Tanganku tiba-tiba berhenti. Aku menatap Xander. "Kau tahu sesuatu?"

"Kami para succubus dan incubus belajar banyak tentang manusia, mulai dari kebiasaan, kesukaan, hal yang mereka benci, dan juga nafsu mereka," jelasnya. "Beberapa dari kami juga mempelajari portal ke dunia manusia yang kau lewati itu.

Dan kebetulan, aku salah satu dari incubus yang mempelajarinya."

Aku terdiam sejenak. Rasanya ini terlalu mudah untuk sesuatu yang taruhannya adalah nyawa. "Kau tidak mengharapkan imbalan dariku 'kan?"

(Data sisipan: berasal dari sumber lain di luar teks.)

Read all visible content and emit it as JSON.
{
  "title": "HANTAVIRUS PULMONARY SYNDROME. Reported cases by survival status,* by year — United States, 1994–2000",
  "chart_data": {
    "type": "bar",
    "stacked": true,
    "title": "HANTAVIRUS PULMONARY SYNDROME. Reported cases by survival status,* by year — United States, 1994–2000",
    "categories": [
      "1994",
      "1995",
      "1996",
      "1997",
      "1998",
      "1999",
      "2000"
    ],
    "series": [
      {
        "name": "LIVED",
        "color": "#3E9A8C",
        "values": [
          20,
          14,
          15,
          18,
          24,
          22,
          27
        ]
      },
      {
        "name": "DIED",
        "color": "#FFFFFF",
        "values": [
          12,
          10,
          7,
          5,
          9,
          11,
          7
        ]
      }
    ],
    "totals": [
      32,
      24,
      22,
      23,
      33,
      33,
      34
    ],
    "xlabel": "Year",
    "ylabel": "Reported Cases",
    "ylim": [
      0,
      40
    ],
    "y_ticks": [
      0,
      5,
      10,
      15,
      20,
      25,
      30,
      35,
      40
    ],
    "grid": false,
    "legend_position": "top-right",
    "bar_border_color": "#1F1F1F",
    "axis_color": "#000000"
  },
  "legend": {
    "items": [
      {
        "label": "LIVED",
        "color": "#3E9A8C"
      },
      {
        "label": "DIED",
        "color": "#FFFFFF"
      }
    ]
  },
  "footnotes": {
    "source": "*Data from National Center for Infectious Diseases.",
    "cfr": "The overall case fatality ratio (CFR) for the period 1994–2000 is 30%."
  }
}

Kekehan berat Xander membuat seluruh tubuhku merinding. Entah apa yang dia inginkan, tapi sepertinya menuruti keinginannya bukanlah hal yang bagus. "Akan kuberitahu keinginanku setelah aku menjelaskan semuanya. Bagaimana? Apa kau setuju?"

Xander mengulurkan tangannya padaku. Kukunya yang panjang nan tajam membuatku sedikit ragu untuk menjabat tangannya tanpa melukai tanganku. Aku menarik napas panjang. Ini satu-satunya kesempatanku. Tanpa Xander, kami mungkin tidak akan bisa kembali.